DOI: 10.1002/admi.202300684 ISSN: 2196-7350

Small Molecule Additives to Suppress Bundling in Dimensional‐Limited Self‐Alignment Method for High‐Density Aligned Carbon Nanotube Array

Tzu‐Ang Chao, Chih‐Piao Chuu, San‐Lin Liew, I‐Fan Hu, Sheng‐Kai Su, Shengman Li, Shih‐Chu Lin, Vincent D.‐H. Hou, H.‐S. Philip Wong, Iuliana Radu, Wen‐Hao Chang, Gregory Pitner, Han Wang
  • Mechanical Engineering
  • Mechanics of Materials


Semiconducting single‐walled carbon nanotube (CNT) is a promising candidate as a channel material for advanced logic transistors, attributed to the ultra‐thin 1‐nm cylindrical geometry, high mobility, and high carrier injection velocity.
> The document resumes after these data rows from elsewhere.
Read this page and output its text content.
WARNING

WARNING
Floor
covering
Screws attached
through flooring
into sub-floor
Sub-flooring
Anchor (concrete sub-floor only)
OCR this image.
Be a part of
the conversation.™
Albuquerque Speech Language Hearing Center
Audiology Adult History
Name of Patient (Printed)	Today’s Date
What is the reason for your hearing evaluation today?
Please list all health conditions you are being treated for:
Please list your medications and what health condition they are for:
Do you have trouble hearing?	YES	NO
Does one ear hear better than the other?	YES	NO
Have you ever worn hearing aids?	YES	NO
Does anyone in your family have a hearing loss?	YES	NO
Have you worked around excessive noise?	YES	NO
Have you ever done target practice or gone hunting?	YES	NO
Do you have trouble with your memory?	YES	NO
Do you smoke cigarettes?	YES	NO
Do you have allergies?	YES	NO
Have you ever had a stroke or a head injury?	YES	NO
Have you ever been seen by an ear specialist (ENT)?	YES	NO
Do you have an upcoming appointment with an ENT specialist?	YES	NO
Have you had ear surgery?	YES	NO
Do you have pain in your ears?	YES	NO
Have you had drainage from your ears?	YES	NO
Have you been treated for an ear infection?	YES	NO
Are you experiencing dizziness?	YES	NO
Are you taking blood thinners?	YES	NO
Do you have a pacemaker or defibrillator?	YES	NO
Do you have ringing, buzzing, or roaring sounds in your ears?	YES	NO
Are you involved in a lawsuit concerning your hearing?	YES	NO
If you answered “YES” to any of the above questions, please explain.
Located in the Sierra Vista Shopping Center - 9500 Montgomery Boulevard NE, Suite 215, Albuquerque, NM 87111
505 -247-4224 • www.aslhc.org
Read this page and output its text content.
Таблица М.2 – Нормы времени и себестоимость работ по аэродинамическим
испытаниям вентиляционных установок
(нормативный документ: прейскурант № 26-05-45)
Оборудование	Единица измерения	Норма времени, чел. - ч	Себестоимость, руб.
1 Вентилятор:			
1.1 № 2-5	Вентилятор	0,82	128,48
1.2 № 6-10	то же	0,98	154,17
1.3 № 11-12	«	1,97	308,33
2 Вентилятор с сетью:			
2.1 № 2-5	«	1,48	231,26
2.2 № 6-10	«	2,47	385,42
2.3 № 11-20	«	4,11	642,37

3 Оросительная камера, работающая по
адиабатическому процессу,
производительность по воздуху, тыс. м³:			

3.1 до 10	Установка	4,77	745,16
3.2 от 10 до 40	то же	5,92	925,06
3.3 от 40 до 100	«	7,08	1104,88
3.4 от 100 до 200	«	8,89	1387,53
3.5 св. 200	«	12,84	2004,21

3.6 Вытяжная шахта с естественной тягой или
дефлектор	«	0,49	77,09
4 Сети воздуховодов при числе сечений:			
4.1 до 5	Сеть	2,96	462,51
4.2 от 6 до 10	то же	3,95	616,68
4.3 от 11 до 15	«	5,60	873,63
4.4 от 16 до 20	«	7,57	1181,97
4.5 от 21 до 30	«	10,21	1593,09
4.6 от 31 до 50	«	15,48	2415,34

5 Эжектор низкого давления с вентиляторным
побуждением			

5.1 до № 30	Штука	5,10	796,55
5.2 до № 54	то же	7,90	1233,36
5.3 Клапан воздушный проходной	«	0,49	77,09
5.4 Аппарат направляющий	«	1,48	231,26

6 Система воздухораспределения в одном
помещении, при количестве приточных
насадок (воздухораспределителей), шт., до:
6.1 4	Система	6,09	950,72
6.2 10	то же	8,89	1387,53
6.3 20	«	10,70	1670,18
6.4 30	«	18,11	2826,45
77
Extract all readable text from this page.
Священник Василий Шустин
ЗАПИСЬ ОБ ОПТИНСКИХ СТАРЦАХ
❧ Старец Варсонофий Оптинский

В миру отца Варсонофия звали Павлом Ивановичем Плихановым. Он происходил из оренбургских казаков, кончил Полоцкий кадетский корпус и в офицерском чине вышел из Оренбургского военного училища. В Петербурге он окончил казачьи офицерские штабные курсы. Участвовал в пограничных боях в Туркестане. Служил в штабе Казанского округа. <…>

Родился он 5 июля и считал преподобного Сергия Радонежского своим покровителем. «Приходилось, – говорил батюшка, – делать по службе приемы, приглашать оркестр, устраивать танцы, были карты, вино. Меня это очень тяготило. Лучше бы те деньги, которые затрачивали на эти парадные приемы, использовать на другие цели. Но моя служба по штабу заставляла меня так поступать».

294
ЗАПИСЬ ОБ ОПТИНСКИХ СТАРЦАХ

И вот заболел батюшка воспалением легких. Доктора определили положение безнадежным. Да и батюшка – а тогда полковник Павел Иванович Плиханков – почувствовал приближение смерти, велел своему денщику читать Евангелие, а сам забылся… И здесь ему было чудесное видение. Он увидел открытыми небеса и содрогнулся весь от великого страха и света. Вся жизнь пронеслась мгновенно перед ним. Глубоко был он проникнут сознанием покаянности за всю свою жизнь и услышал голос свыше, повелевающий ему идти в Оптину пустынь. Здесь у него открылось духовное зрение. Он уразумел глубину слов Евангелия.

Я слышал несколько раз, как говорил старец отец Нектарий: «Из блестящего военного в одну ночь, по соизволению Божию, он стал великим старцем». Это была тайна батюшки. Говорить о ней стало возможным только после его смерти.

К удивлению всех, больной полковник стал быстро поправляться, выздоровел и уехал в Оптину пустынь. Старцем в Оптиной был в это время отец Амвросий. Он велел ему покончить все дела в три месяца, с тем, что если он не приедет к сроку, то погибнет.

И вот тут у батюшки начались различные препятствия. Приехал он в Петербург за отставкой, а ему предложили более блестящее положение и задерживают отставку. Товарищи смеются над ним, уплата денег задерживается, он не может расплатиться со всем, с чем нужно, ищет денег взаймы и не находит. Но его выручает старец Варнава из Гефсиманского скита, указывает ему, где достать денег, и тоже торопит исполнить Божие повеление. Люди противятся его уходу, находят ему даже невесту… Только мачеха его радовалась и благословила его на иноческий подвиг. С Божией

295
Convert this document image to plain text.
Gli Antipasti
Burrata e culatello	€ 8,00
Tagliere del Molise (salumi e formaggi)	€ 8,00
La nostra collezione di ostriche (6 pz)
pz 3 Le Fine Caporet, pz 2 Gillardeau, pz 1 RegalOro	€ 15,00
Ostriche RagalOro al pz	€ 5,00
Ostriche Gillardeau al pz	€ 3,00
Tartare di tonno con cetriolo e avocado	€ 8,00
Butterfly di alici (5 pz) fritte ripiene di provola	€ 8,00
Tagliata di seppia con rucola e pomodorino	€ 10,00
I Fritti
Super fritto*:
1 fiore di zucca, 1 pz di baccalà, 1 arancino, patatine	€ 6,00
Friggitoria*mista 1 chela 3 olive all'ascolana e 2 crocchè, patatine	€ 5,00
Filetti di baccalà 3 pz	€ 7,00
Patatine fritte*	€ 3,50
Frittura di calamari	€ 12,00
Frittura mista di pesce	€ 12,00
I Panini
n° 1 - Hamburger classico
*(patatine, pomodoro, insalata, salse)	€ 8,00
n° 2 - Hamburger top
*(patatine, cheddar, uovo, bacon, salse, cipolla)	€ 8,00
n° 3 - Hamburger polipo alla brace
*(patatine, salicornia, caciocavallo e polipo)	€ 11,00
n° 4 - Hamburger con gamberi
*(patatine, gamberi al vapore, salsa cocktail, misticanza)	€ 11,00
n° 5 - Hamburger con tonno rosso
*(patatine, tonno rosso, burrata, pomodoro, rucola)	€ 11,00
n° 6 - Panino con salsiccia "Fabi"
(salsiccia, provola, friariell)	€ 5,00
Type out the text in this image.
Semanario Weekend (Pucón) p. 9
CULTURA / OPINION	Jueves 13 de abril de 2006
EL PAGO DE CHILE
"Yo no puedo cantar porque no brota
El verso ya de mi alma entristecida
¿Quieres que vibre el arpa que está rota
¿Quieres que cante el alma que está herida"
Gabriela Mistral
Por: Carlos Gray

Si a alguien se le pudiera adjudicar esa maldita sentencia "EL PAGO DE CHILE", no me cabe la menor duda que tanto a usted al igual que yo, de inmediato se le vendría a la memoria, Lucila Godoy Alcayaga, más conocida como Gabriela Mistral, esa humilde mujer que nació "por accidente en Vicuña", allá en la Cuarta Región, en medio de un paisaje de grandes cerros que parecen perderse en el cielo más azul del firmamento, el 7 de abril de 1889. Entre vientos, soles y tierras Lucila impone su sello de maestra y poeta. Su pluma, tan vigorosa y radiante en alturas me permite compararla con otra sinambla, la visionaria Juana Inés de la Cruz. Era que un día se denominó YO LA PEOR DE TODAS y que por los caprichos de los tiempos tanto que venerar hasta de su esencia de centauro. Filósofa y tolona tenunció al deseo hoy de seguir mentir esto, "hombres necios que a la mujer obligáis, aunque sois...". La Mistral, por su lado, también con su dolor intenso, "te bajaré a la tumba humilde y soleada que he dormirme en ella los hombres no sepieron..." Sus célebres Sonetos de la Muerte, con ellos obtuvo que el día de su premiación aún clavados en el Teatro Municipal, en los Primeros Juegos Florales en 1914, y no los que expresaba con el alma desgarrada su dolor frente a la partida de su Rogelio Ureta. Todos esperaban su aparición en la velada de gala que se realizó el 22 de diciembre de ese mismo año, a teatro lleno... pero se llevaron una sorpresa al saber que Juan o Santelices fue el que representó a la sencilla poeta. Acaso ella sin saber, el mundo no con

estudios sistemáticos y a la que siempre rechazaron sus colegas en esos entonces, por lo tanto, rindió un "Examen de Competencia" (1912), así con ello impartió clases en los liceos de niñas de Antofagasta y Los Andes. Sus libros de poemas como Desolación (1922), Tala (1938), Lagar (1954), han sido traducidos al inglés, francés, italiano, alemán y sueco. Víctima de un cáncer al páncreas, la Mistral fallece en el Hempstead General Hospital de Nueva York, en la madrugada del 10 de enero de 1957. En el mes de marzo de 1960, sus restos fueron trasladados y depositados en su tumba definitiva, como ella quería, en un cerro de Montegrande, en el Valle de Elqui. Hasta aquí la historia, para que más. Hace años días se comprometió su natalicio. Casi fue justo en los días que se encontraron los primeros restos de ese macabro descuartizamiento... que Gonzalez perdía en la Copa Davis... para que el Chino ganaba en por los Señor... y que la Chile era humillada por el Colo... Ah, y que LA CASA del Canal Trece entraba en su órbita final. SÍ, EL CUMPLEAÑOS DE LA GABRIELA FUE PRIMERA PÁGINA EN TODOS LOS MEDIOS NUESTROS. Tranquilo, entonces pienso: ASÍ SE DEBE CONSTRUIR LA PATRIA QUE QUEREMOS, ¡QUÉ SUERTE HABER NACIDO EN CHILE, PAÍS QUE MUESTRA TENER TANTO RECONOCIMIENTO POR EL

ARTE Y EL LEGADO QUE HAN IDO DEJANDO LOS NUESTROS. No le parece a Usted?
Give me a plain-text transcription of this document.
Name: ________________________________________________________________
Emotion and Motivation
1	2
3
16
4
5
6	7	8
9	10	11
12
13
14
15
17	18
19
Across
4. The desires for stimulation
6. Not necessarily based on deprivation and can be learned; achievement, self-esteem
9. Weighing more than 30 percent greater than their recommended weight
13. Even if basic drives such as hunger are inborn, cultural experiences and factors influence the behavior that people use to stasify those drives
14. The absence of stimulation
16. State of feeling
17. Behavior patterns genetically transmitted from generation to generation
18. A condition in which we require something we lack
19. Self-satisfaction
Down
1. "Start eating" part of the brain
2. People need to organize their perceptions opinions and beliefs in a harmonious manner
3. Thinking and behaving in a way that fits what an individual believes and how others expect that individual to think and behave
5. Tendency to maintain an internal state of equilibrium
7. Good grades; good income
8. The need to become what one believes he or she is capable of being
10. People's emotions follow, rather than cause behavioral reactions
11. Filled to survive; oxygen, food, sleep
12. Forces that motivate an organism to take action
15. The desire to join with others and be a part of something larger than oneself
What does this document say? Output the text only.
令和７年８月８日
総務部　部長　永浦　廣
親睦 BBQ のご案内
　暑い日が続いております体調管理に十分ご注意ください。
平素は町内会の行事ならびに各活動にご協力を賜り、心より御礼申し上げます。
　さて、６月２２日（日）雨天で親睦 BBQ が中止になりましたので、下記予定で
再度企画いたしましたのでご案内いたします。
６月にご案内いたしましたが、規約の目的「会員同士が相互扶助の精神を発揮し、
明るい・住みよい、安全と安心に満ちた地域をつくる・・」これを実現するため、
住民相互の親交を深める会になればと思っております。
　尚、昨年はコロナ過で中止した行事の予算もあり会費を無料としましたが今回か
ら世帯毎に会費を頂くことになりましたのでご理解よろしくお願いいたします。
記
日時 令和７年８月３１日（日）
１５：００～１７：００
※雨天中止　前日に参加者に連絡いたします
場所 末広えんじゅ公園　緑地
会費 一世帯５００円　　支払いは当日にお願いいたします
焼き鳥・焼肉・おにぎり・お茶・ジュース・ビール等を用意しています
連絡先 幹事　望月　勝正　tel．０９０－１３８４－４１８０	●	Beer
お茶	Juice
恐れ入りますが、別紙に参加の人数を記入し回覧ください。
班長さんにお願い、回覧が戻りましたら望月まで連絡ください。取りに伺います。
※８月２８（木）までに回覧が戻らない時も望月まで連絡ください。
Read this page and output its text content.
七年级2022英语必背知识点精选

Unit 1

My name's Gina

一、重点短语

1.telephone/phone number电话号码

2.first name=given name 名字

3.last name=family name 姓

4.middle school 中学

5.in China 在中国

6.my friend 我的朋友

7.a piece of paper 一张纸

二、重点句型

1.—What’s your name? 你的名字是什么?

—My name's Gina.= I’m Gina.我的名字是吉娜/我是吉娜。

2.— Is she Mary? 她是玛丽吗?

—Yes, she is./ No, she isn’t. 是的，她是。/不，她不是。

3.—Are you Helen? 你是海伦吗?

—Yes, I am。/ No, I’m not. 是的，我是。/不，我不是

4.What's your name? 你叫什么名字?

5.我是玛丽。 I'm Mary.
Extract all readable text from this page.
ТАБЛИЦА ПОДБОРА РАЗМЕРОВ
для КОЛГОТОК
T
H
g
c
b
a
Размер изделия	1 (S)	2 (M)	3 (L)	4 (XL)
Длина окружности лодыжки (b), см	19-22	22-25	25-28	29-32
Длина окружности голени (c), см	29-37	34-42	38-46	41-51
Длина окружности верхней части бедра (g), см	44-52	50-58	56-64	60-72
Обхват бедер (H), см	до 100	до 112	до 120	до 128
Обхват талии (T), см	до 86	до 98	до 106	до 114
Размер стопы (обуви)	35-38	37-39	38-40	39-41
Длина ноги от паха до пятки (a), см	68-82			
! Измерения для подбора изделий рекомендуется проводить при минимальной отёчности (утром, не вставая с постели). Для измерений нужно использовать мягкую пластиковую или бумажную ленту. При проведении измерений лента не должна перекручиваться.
However, the presence of undesired CNT bundles in the CNT arrays for wafer‐scale device fabrication, even when utilizing the state‐of‐the‐art dimension‐limited self‐alignment (DLSA) method, poses challenges. These CNT bundles degrade the transistor gate's efficiency in controlling the flow of charge carriers in the CNT channel, leading to pronounced device‐to‐device variability. Here, a novel method is introduced to alleviate bundling in CNT arrays assembled via DLSA, by involving small molecule additive to screen the attractive van der Waals force between neighboring CNTs during the DLSA process, resulting in over 50% reduction in CNT bundling. Furthermore, a pioneering methodology for quantifying CNT bundles is presented and employed experimentally to assess bundles in dense CNT arrays assembled by DLSA using transmission electron microscopy. Both experimental data and molecular dynamics simulation reveal that CNT bundling originates from van der Waals attraction between CNTs, and the disturbed liquid‐liquid interface by accumulating excess polar molecules. These findings illuminate new pathways for realizing dense, bundle‐free CNT arrays.